Die Frankfurter CDU-Fraktion äußert Sorge um das Allessa-Areal in Frankfurt. Denn das soll per Bieterverfahren verkauft werden. Die Stadt müsse für den Standort kämpfen, fordert sie.

Die CDU im Frankfurter Römer warnt vor den möglichen Folgen des geplanten Verkaufs des Industrieparks Fechenheim für den Wirtschaftsstandort. Der Schweizer Chemiekonzern Clariant hat angekündigt, das 43,6 Hektar große Areal an der Hanauer Landstraße, auf dem etwa 1500 Menschen arbeiten, über ein zweistufiges Bieterverfahren zu veräußern. Dabei dürfe die Stadt nicht tatenlos zusehen, warnt Christiane Loizides, die wirtschaftspolitische Sprecherin der CDU-Fraktion. Sonst könne es sein, dass ein neuer Eigentümer dort große neue Rechenzentren errichten will. Es sei aber sehr wichtig, den Industriepark im Osten Frankfurts als Chemiestandort zu sichern. Den größten Teil des Geländes nutzt bisher das Chemieunternehmen Allessa.

„Wir fordern die Stadt nachdrücklich auf, sich bei Clariant einzusetzen, dass nicht das höchste Gebot, sondern die für Frankfurt günstigste Lösung den Zuschlag erhält“, sagt Loizides im Gespräch mit der FR. Dabei müsse die Stadt dem Konzern klarmachen, dass das Gelände als Chemiestandort erhalten bleiben müsse. Diese könne, um eine andere Entwicklung zu verhindern, gleichzeitig die Ansiedlung von Rechenzentren im Areal über eine Änderung des Bebauungsplans ausschließen, schlägt sie vor.

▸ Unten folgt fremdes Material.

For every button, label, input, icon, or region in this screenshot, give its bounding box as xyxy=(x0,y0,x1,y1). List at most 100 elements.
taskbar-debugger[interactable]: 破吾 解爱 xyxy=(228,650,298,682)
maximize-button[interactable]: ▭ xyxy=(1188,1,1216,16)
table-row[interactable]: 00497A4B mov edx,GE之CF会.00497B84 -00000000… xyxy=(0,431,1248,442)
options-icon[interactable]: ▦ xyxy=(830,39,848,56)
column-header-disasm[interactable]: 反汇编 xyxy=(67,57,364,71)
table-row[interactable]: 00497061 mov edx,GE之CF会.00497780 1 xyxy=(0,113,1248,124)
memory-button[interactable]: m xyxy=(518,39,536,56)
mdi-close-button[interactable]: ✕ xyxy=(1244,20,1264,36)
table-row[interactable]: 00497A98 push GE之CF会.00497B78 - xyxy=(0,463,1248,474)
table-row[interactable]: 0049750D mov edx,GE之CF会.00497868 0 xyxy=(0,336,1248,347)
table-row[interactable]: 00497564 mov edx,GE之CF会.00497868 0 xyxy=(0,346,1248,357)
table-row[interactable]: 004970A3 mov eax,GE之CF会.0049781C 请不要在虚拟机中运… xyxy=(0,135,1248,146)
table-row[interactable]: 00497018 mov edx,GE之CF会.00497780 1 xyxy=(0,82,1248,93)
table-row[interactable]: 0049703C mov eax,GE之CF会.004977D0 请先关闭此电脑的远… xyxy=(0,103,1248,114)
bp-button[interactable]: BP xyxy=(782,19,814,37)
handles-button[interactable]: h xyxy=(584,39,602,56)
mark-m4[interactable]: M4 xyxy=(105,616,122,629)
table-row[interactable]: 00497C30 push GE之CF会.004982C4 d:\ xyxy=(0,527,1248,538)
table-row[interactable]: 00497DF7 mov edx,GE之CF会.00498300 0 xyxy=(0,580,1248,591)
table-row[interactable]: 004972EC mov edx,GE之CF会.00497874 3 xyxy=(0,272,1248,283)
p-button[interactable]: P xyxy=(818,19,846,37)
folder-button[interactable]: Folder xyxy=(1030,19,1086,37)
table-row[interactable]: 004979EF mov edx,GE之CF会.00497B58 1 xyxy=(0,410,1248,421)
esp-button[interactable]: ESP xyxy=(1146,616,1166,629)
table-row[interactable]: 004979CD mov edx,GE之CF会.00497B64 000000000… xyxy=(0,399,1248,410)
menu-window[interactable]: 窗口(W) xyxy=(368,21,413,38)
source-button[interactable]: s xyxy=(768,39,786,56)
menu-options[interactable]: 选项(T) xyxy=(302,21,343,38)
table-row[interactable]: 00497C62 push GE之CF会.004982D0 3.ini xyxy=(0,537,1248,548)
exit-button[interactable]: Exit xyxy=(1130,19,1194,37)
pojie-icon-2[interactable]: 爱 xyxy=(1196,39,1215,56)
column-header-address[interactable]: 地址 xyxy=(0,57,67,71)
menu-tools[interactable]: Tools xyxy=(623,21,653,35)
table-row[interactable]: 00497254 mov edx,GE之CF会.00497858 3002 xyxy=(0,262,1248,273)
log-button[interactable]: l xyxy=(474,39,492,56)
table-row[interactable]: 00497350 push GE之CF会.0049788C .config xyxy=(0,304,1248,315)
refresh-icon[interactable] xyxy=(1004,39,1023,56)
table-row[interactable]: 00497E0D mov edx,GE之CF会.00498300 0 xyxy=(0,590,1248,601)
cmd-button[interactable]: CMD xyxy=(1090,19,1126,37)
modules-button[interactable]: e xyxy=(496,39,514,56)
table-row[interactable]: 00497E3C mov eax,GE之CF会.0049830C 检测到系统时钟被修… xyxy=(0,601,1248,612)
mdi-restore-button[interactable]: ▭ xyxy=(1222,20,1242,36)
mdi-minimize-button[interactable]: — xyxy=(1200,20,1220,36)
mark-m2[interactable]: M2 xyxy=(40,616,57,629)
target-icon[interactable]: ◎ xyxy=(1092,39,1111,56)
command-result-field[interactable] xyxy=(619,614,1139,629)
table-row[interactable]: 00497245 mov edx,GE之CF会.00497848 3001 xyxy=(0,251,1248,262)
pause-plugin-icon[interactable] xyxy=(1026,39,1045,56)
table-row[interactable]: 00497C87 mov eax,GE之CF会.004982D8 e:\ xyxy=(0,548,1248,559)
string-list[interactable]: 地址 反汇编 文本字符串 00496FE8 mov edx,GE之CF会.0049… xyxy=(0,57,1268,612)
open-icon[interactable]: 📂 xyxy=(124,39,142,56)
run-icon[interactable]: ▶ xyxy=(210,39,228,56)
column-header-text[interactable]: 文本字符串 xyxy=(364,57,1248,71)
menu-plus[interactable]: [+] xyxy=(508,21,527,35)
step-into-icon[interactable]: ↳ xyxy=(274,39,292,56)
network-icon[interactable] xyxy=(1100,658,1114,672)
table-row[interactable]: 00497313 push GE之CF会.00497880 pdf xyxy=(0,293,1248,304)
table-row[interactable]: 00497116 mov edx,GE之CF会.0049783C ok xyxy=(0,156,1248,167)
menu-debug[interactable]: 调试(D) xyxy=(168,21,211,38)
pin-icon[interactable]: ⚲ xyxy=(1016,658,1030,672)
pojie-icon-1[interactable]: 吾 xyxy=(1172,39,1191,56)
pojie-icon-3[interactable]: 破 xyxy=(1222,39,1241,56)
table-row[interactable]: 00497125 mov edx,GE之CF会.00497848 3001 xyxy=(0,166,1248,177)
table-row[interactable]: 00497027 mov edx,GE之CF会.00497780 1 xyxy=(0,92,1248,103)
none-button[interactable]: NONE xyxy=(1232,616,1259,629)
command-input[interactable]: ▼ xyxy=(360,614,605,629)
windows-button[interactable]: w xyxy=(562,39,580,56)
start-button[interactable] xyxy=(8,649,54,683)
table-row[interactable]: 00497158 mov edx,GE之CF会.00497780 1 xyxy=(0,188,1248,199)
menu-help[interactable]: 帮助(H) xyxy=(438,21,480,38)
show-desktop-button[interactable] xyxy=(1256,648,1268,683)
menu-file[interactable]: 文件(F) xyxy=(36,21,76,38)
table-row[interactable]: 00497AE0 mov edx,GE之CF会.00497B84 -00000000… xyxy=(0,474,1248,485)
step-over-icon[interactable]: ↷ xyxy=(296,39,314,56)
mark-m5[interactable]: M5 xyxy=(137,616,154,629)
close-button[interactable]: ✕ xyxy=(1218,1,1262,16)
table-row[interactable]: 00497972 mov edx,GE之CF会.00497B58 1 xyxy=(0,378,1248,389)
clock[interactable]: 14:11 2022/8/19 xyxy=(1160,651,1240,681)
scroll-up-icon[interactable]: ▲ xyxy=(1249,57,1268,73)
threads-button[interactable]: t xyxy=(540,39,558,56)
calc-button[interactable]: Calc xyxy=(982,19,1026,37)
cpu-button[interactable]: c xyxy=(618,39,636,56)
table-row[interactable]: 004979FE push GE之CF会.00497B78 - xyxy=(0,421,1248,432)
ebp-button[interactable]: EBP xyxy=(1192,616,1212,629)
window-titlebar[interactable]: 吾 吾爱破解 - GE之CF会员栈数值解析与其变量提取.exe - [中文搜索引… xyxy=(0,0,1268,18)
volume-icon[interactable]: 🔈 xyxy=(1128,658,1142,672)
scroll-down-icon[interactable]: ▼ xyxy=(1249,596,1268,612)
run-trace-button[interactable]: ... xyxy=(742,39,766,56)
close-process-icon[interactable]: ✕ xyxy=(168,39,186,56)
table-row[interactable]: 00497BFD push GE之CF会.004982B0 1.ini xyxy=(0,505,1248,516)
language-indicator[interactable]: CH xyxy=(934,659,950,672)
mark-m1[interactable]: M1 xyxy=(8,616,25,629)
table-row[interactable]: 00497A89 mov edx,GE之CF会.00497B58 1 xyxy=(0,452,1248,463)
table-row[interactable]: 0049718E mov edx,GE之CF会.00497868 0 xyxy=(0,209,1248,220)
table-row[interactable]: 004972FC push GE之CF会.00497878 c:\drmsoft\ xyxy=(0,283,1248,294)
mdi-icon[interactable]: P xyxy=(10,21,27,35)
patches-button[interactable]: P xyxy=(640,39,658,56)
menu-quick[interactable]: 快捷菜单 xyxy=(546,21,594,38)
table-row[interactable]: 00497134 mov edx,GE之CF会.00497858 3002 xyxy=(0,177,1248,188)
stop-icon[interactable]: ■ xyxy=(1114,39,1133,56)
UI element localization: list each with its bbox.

CDU im Frankfurter Römer hofft, dass die Allessa-Mutter den Industriepark kauft

Froh ist die Stadtverordnete, dass die International Chemical Investors Group (ICIG), also die Muttergesellschaft von Allessa selbst für das Areal bieten will. Wenn diese den Zuschlag erhielte, „wären wir auf der sicheren Seite“, sagt Loizides.

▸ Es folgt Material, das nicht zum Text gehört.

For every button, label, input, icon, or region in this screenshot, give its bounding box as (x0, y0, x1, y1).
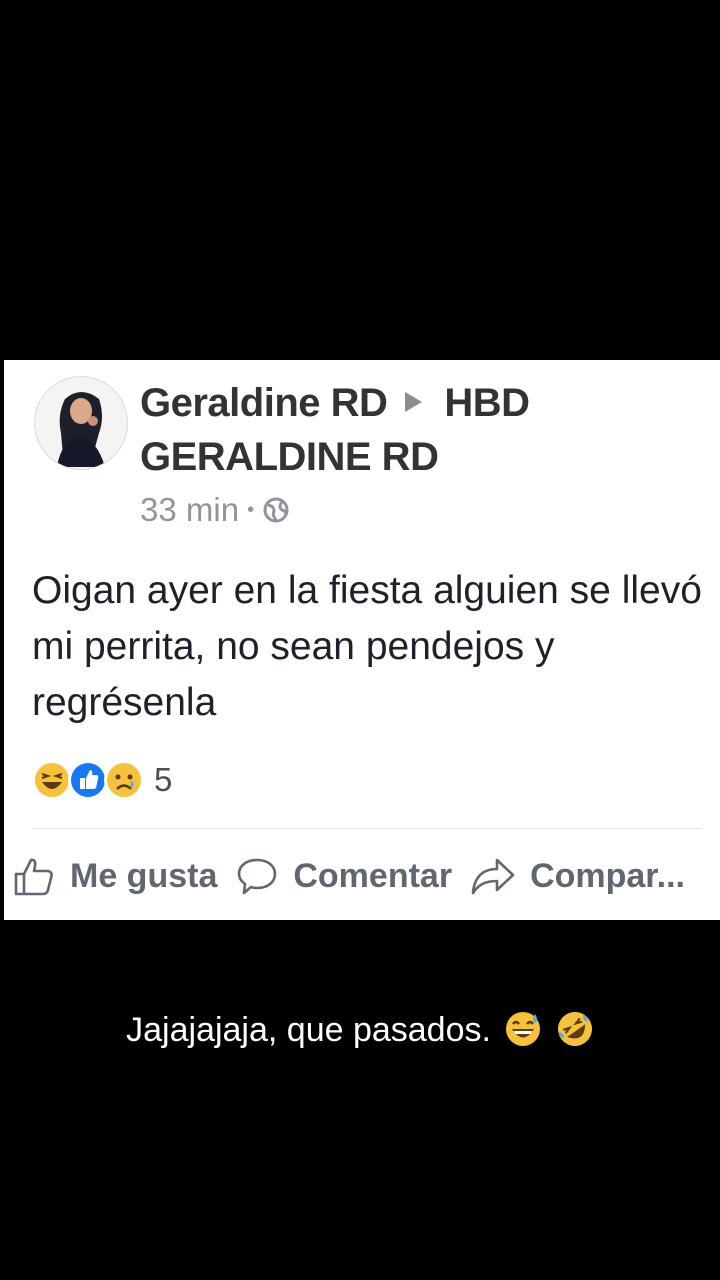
share-button[interactable]: Compar... (470, 854, 685, 898)
comment-label: Comentar (293, 856, 453, 895)
rolling-laughing-emoji-icon (557, 1012, 592, 1046)
post-body-text: Oigan ayer en la fiesta alguien se llevó… (32, 569, 702, 724)
share-arrow-icon (471, 858, 515, 895)
story-caption: Jajajajaja, que pasados. (0, 1010, 720, 1050)
actions-divider (32, 828, 702, 829)
haha-emoji-icon (32, 760, 72, 800)
reactions-summary[interactable]: 5 (32, 760, 172, 800)
post-meta: 33 min • (140, 491, 290, 529)
grinning-sweat-emoji-icon (506, 1012, 541, 1046)
caption-text: Jajajajaja, que pasados. (126, 1011, 491, 1049)
screen: Geraldine RD HBD GERALDINE RD 33 min • Oi… (0, 0, 720, 1280)
profile-photo (35, 377, 127, 469)
comment-bubble-icon (238, 858, 277, 895)
meta-separator: • (247, 498, 255, 521)
sad-emoji-icon (104, 760, 144, 800)
arrow-right-icon (405, 392, 423, 412)
share-label: Compar... (530, 856, 685, 895)
like-button[interactable]: Me gusta (12, 854, 217, 898)
author-name[interactable]: Geraldine RD (140, 381, 388, 425)
globe-icon (263, 497, 289, 523)
facebook-post-card: Geraldine RD HBD GERALDINE RD 33 min • Oi… (4, 360, 720, 920)
like-icon (68, 760, 108, 800)
comment-button[interactable]: Comentar (235, 854, 452, 898)
like-label: Me gusta (70, 856, 218, 895)
post-timestamp[interactable]: 33 min (140, 491, 239, 529)
post-actions-bar: Me gusta Comentar Compar... (12, 854, 720, 898)
post-header: Geraldine RD HBD GERALDINE RD (140, 376, 700, 484)
reaction-count: 5 (154, 761, 173, 798)
avatar[interactable] (34, 376, 128, 470)
thumbs-up-icon (14, 858, 53, 896)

Auch die IG BCE hat bereits davor gewarnt, die Zukunft des Industrieparks aufs Spiel zu setzen. Clariant müsse dafür Sorge tragen, dass der Industriestandort erhalten bleibe, sagte Bezirkschef Ralf Erkens jüngst. Wirtschaftsdezernentin Stephanie Wüst (FDP) hatte sich auf FR-Anfrage dagegen deutlich optimistischer geäußert. Der Verkauf biete Chancen „die Zukunft des Industrieparks zu festigen“, sagte sie – und bezog sich dabei offenbar auf das Angebot der Allessa-Muttergesellschaft. Laut Allessa hat das Unternehmen der Stadt schließlich bereits Pläne für eine Weiterentwicklung des Industrieparks vorgestellt.